Jacques Vanderlinden

(vanderj@UMoncton.CA)

L'hypothèse pluraliste est à la mode. Bien davantage sans doute sur le plan théorique, au niveau des discussions dans des cénacles divers, que dans un aménagement concret des systèmes juridiques afin de transformer la théorie en pratique. De quelle théorie s'agit-il d'ailleurs, puisqu'il y a sans doute autant de pluralismes juridiques qu'il y a de personnes qui s'y intéressent ? Participant personnellement à ces jeux de l'esprit, je me situerai donc par rapport à ma perception de ce que devrait ou pourrait être un système juridique pluraliste pour essayer de voir ensuite dans quelle mesure cette approche présente ou non un intérêt en ce qui concerne l'organisation institutionnelle du statu des minorités.

I. Le pluralisme juridique

Le pluralisme juridique, "selon Vanderlinden", postule l'existence d'une multiplicité d'ordres normatifs susceptibles de revendiquer la qualification de "juridiques" et de s'appliquer simultanément au comportement d'un individu. En ce sens, le pluralisme ne s'inscrit pas, comme on a pu le croire et on le pense encore souvent, dans une société déterminée. Il se situe essentiellement -- et c'est capital -- au niveau de l'individu en tant que point de convergence d'ordres qu'il considère comme juridiques et qui sont produits par des sociétés dont, à un titre ou un autre, volontairement ou non, il relève. Il doit, dès lors, être considéré non plus comme un sujet de droit, mais bien un sujet de droitS.

Certains ont voulu y voir l'apogée sans limitations aucune de l'individualisme, la destruction de la société, l'élimination de la dimension sociale du droit et que sais-je encore. Ce n'est à l'évidence pas le cas. Que le droit soit un phénomène dans lequel la dimension sociale est essentielle, il n'est pas question de le nier. Il n'est pas davantage question de croire que l'individu est le siège unique de la création du droit. Bien au contraire. Plus modestement, le pluralisme constate la très fréquente -- je me méfie de l'universalité ou de la généralité que certains revendiquent au bénéfice de certans phénomènes sociaux -- insertion de l'individu dans de multiples sociétés et donc dans de multiples ordres juridiques à l'élaboration, au développement et à la mise en oeuvre desquels il participe dans des mesures et à des titres divers.

Le problème est que ces ordres juridiques peuvent avoir des visions différentes de la manière dont ils entendent contrôler le comportement des individus qui en sont les sujets. À ce moment, il est fréquent, mais pas nécessaire, que l'individu se trouve confronté à un choix entre aussi bien le for devant lequel porter le conflit dans lequel il est impliqué qu'entre les droits susceptibles de gouverner le fond de ce même conflit.
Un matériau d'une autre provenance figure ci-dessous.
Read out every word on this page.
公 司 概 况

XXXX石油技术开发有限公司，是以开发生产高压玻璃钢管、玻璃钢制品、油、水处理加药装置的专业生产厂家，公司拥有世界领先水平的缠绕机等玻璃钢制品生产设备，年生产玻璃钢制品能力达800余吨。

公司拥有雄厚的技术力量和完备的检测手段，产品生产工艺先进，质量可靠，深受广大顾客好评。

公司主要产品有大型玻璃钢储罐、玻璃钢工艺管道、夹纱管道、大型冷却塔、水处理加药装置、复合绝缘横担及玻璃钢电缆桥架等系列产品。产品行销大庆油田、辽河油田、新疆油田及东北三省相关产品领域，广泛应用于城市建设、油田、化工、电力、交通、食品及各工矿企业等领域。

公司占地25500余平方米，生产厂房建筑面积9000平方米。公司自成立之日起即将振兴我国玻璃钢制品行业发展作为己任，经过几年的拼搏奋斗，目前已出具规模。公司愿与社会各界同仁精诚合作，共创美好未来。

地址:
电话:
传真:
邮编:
Son rôle dans l'élaboration de ce qui est sur le point de devenir le droit tel qu'il s'appliquera à lui est alors déterminant. À proprement parler, c'est lui et lui seul qui, à ce moment, par le choix qu'il effectue entre diverses potentialités, fait le droit.

Bien sûr ce droit est fort loin de cet "ensemble de règles dont l'application est garantie par le pouvoir et qui gouvernent le comportement des individus membres d'une société déterminée" pour reprendre, de manière très générale les éléments constitutifs de nombreuses définitions du droit telles qu'elles figurent dans les manuels classiques. En effet la solution adoptée par le sujet de droitS au sein de celles que lui offrent les systèmes juridiques dont il relève lui est personnelle. Elle découle d'un choix qui, bien entendu, n'est pas entièrement libre -- quel choix offert à l'homme l'est ? -- mais qui n'est pas davantage celui que lui impose la seule et unique société à laquelle les définitions classiques postulent qu'il appartient. Et rien ne permet de prévoir d'une part que ce choix sera toujours identique et d'autre part que d'autres sujetS de droit placés devant un choix identique adopteraient la même solution.

Pareillle conception a nécessairement pour corollaire qu'à toute situation conflictuelle donnée, il n'y a pas qu'une, mais bien des solutionS. Et qu'entre celles-ci, ce n'est pas l'une ou l'autre des sociétés en présence (voire les deux de commun accord) qui tranche nécessairement entre les options possibles, mais bien l'individu rétabli dans sa dignité d'acteur et dégagé de sa sujétion, même si, pour mieux marquer la différence avec le système moniste, je l'appelle encore sujet par référence à ce que j'ai appelé ailleurs le caractère totalitaire des systèmes juridiques.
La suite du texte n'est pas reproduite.